About
DiscourseDownloader is a tool written in C++, used to download any Discourse web forum using its built-in API. It is capable of downloading all public posts, topics, and user profiles.
It starts by downloading all content in a JSON format in order to have as much complete data as possible. After all content is downloaded, this data is sent through the HTML builder - which created a ready-to-view website containing all archived content. All topics are found in their original categories, all users are listed in the directory, and all posts are preserved. Some other miscellaneous site information is also downloaded - allowing the resulting website to be as close to complete as possible.

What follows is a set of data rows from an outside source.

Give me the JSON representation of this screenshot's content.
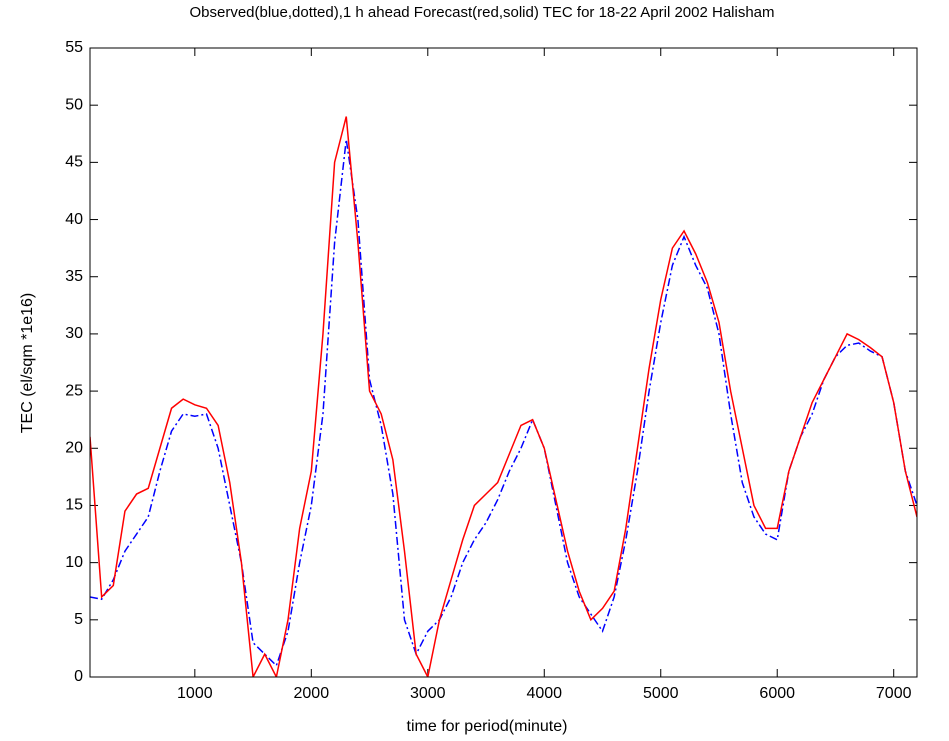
{
  "chart_data": {
    "type": "line",
    "title": "Observed(blue,dotted),1 h ahead Forecast(red,solid) TEC for 18-22 April 2002 Halisham",
    "x_label": "time for period(minute)",
    "y_label": "TEC (el/sqm *1e16)",
    "x": [
      100,
      200,
      300,
      400,
      500,
      600,
      700,
      800,
      900,
      1000,
      1100,
      1200,
      1300,
      1400,
      1500,
      1600,
      1700,
      1800,
      1900,
      2000,
      2100,
      2200,
      2300,
      2400,
      2500,
      2600,
      2700,
      2800,
      2900,
      3000,
      3100,
      3200,
      3300,
      3400,
      3500,
      3600,
      3700,
      3800,
      3900,
      4000,
      4100,
      4200,
      4300,
      4400,
      4500,
      4600,
      4700,
      4800,
      4900,
      5000,
      5100,
      5200,
      5300,
      5400,
      5500,
      5600,
      5700,
      5800,
      5900,
      6000,
      6100,
      6200,
      6300,
      6400,
      6500,
      6600,
      6700,
      6800,
      6900,
      7000,
      7100,
      7200
    ],
    "series": [
      {
        "color": "#0000ff",
        "linestyle": "dashdot",
        "values": [
          7,
          6.8,
          8.5,
          11,
          12.5,
          14,
          18,
          21.5,
          23,
          22.8,
          23,
          20,
          15,
          10,
          3,
          2,
          1,
          4,
          10,
          15,
          23,
          38,
          47,
          40,
          26,
          22,
          16,
          5,
          2,
          4,
          5,
          7,
          10,
          12,
          13.5,
          15.5,
          18,
          20,
          22.5,
          20,
          15,
          10,
          7,
          5.5,
          4,
          7,
          12,
          18,
          25,
          31,
          36,
          38.5,
          36,
          34,
          30,
          23,
          17,
          14,
          12.5,
          12,
          18,
          21,
          23,
          26,
          28,
          29,
          29.2,
          28.5,
          28,
          24,
          18,
          15
        ]
      },
      {
        "color": "#ff0000",
        "linestyle": "solid",
        "values": [
          21,
          7,
          8,
          14.5,
          16,
          16.5,
          20,
          23.5,
          24.3,
          23.8,
          23.5,
          22,
          17,
          10,
          0,
          2,
          0,
          5,
          13,
          18,
          30,
          45,
          49,
          38,
          25,
          23,
          19,
          11,
          2,
          0,
          5,
          8.5,
          12,
          15,
          16,
          17,
          19.5,
          22,
          22.5,
          20,
          15.5,
          11,
          7.5,
          5,
          6,
          7.5,
          13,
          20,
          27,
          33,
          37.5,
          39,
          37,
          34.5,
          31,
          25,
          20,
          15,
          13,
          13,
          18,
          21,
          24,
          26,
          28,
          30,
          29.5,
          28.8,
          28,
          24,
          18,
          14
        ]
      }
    ],
    "xlim": [
      100,
      7200
    ],
    "ylim": [
      0,
      55
    ],
    "xticks": [
      1000,
      2000,
      3000,
      4000,
      5000,
      6000,
      7000
    ],
    "yticks": [
      0,
      5,
      10,
      15,
      20,
      25,
      30,
      35,
      40,
      45,
      50,
      55
    ],
    "grid": false
  }
}
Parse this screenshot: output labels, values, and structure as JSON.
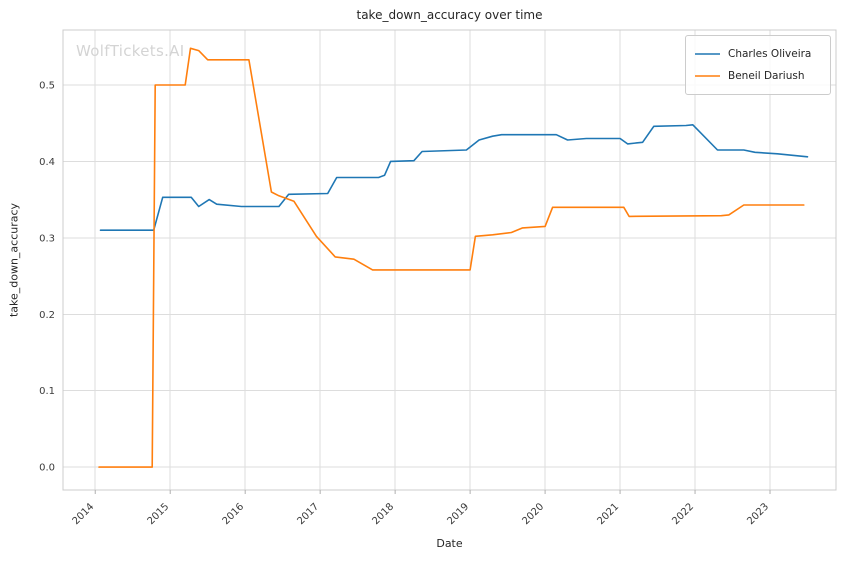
{
  "watermark": "WolfTickets.AI",
  "chart_data": {
    "type": "line",
    "title": "take_down_accuracy over time",
    "xlabel": "Date",
    "ylabel": "take_down_accuracy",
    "xlim": [
      2013.57,
      2023.88
    ],
    "ylim": [
      -0.03,
      0.572
    ],
    "x_ticks": [
      2014,
      2015,
      2016,
      2017,
      2018,
      2019,
      2020,
      2021,
      2022,
      2023
    ],
    "y_ticks": [
      0.0,
      0.1,
      0.2,
      0.3,
      0.4,
      0.5
    ],
    "grid": true,
    "legend_position": "upper right",
    "series": [
      {
        "name": "Charles Oliveira",
        "color": "#1f77b4",
        "x": [
          2014.07,
          2014.78,
          2014.9,
          2015.28,
          2015.38,
          2015.52,
          2015.62,
          2015.95,
          2016.45,
          2016.58,
          2017.1,
          2017.22,
          2017.78,
          2017.86,
          2017.94,
          2018.25,
          2018.36,
          2018.95,
          2019.12,
          2019.3,
          2019.42,
          2020.15,
          2020.3,
          2020.55,
          2021.0,
          2021.1,
          2021.3,
          2021.45,
          2021.88,
          2021.97,
          2022.3,
          2022.65,
          2022.8,
          2023.1,
          2023.5
        ],
        "y": [
          0.31,
          0.31,
          0.353,
          0.353,
          0.341,
          0.35,
          0.344,
          0.341,
          0.341,
          0.357,
          0.358,
          0.379,
          0.379,
          0.382,
          0.4,
          0.401,
          0.413,
          0.415,
          0.428,
          0.433,
          0.435,
          0.435,
          0.428,
          0.43,
          0.43,
          0.423,
          0.425,
          0.446,
          0.447,
          0.448,
          0.415,
          0.415,
          0.412,
          0.41,
          0.406
        ]
      },
      {
        "name": "Beneil Dariush",
        "color": "#ff7f0e",
        "x": [
          2014.05,
          2014.76,
          2014.8,
          2015.2,
          2015.27,
          2015.38,
          2015.5,
          2016.05,
          2016.35,
          2016.45,
          2016.65,
          2016.95,
          2017.2,
          2017.45,
          2017.7,
          2019.0,
          2019.07,
          2019.3,
          2019.55,
          2019.7,
          2020.0,
          2020.1,
          2021.05,
          2021.12,
          2022.35,
          2022.45,
          2022.65,
          2023.45
        ],
        "y": [
          0.0,
          0.0,
          0.5,
          0.5,
          0.548,
          0.545,
          0.533,
          0.533,
          0.36,
          0.355,
          0.348,
          0.302,
          0.275,
          0.272,
          0.258,
          0.258,
          0.302,
          0.304,
          0.307,
          0.313,
          0.315,
          0.34,
          0.34,
          0.328,
          0.329,
          0.33,
          0.343,
          0.343
        ]
      }
    ]
  }
}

Additionally, the HTML archive can be rebuilt at any time from the original JSON download - allowing for future customizations and improvements to take place, even if the original forum is no longer online (or if you just don't want to re-download everything).
History
DiscourseDownloader was first created in March of 2023, shortly following the announcement that the Halo Waypoint forums would be closing down. I have a great love for archival and preservation, and so hearing that this forum with nearly half a million topics would soon simply go away - all in under a month, I felt I had to do something.
When it became clear that the usual options of WinHTTrack and wget weren't going to cut it, I looked further. I learned that the new Waypoint forums were using Discourse, a relatively new forum software. I also found out that someone had made a Python script that leveraged Discourse's API to download all forum content.
Unfortunately, that script was found to be fairly barebones and somewhat buggy - it certainly wasn't up to the task of downloading that much content. So, I created this as a replacement.